Draghi alla Bce: “Italia si salvi da sola”

Draghi sta per prendere il posto di Trichet come numero 1 della Banca Centrale Europea, avverte che molto si sta facendo in Europa per superare la crisi, ma i paesi devono essere i primi a salvare se stessi.

di Vincenzo Avagnale 27 ottobre 2011 12:00

L’Eurosistema è determinato, con le sue misure non convenzionali, a evitare che i malfunzionamenti sui mercati monetari e finanziari ostacolino la trasmissione monetaria” ha detto Mario Draghi nel suo ultimo discorso come governatore della Banca d’Italia. “A livello europeo, è urgente darsi una governance in cui disciplina di bilancio e solidarietà trovino reciproco supporto; è necessaria inoltre l’immediata attuazione degli strumenti di sostegno finanziario per la gestione della crisi, ma senza una risposta risolutiva e duratura che venga da adeguate politiche nazionali, che promuovendo la crescita rimuovano gli squilibri delle finanze pubbliche, il primo obiettivo non è raggiungibile, il secondo è un palliativo.”
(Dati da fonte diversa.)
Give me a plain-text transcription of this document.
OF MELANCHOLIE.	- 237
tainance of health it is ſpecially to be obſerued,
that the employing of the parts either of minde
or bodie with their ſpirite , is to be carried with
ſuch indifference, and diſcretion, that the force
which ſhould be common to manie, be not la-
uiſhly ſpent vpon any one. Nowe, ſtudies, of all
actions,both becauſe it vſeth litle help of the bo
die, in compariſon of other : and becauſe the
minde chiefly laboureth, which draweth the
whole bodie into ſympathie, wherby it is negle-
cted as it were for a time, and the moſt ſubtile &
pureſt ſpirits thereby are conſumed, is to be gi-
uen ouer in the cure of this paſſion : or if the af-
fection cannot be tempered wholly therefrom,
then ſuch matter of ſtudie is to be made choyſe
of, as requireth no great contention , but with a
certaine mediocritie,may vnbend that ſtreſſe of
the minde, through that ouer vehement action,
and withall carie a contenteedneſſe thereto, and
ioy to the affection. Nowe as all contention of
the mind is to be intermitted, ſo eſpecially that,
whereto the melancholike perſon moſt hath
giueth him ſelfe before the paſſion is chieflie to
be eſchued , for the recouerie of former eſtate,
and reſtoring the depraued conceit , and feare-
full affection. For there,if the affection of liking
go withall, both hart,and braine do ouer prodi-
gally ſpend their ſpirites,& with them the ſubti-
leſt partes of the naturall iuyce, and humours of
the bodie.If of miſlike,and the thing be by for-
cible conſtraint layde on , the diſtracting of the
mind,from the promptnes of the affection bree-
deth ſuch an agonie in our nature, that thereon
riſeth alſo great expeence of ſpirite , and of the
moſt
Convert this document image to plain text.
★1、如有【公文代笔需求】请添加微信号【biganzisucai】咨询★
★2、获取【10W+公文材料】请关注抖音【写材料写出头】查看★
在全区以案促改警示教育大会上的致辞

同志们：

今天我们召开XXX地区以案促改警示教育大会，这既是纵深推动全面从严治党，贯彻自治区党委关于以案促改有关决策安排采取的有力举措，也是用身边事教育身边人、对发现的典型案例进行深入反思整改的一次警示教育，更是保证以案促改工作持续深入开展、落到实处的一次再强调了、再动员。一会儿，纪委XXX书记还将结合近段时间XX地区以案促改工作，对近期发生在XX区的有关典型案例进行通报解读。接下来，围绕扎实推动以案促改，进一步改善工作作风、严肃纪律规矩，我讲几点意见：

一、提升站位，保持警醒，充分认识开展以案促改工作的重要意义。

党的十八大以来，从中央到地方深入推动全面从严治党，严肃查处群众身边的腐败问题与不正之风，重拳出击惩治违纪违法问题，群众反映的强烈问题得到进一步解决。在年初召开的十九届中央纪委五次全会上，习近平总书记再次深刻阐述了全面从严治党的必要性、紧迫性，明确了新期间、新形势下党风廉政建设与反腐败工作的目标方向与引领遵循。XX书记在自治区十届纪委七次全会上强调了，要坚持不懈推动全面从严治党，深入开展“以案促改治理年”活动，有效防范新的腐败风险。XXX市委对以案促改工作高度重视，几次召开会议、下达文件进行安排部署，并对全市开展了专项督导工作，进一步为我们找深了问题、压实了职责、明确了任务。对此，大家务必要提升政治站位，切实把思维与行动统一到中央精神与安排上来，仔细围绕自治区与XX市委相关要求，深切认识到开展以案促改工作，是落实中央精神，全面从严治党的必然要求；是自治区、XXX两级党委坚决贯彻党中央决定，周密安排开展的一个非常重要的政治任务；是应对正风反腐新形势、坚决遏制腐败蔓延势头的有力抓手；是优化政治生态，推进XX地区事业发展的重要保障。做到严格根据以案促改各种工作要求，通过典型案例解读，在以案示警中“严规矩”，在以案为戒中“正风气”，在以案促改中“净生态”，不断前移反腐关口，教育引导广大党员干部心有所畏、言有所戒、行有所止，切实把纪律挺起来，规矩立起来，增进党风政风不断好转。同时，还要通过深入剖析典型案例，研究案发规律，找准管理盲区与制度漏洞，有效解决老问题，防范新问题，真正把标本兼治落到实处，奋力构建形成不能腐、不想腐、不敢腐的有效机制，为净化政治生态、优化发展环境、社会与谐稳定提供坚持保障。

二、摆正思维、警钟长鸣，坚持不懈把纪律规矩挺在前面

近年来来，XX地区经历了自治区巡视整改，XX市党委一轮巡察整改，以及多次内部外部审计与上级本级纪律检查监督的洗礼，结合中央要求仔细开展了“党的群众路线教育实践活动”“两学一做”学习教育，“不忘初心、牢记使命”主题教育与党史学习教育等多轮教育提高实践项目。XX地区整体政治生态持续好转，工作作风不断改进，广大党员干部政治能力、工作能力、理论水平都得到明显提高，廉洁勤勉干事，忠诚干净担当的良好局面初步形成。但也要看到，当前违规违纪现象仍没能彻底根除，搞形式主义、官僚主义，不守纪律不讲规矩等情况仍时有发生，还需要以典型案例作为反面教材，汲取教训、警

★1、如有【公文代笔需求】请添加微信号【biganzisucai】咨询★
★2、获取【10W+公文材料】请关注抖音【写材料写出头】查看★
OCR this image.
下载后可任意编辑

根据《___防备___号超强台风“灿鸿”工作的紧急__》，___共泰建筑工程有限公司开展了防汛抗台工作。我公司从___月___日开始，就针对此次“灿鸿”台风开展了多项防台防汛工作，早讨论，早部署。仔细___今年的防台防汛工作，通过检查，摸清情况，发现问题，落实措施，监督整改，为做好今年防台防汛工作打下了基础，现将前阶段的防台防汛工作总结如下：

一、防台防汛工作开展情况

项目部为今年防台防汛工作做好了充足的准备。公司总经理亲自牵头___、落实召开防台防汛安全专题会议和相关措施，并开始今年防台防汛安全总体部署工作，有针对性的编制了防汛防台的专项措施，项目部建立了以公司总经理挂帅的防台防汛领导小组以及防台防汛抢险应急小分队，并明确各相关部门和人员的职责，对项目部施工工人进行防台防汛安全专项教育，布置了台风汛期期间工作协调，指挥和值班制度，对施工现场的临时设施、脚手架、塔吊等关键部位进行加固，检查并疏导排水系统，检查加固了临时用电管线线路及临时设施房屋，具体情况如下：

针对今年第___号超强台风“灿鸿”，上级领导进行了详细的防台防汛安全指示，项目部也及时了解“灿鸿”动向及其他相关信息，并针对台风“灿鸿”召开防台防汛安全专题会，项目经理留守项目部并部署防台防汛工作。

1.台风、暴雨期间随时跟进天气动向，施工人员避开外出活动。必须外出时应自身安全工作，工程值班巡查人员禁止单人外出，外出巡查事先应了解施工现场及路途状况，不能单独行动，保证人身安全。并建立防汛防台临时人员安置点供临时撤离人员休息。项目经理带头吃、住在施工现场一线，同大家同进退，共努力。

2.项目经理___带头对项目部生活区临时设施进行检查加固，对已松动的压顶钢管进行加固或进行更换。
Lacrime e sangue, queste le parole che sta rincorrendosi sempre di più in Europa quando si parla di economia. Draghi non dice proprio queste parole, ma dice che gli interventi saranno inutili senza una successiva azione decisa dei governi, che dovranno affrontare e sconfiggere le cause di fondo che hanno causato questi problemi iniziati in Grecia ormai ben due anni fa. Ora lui prenderà il posto di Jean-Claude Trichet alla Banca Centrale Europea il 1 novembre e fa questi ultimi discorsi come un invito alla sua partenza dalla Banca d’Italia a tenere alta la guardia.

L’Italia è infatti il paese che subito dopo la Grecia è più vulnerabile all’attacco della speculazione, ha un debito di 1900 miliardi e sembra, agli occhi di tutti i partner europei, come la prossima a rischiare il tracollo. Secondo Draghi: “della crisi l’Italia non aveva nulla da rimproverarsi, ma per debolezze strutturali mai curate ne veniva travolta al punto da ritrovarsi, un po’ per la lentezza di uscire dalla sua crisi, ad essere divenuta essa stessa una ragione di crisi generale.

Dopo però manda un messaggio di incoraggiamento, diretto principalmente a Napolitano, ma che in generale suona come uno degli appelli che il capo dello stato rivolge quotidianamente al paese sul dover cercare l’unità degli intenti per superare la comune difficoltà: “ l’Italia può affrontare la situazione se non dimenticherà i suoi punti di forza ed in primis il presidente della Repubblica, Giorgio Napoletano, ma anche se riconosce i nodi da sciogliere e non si affiderà ad altri per risolverli, indipendentemente da chi li segnala.”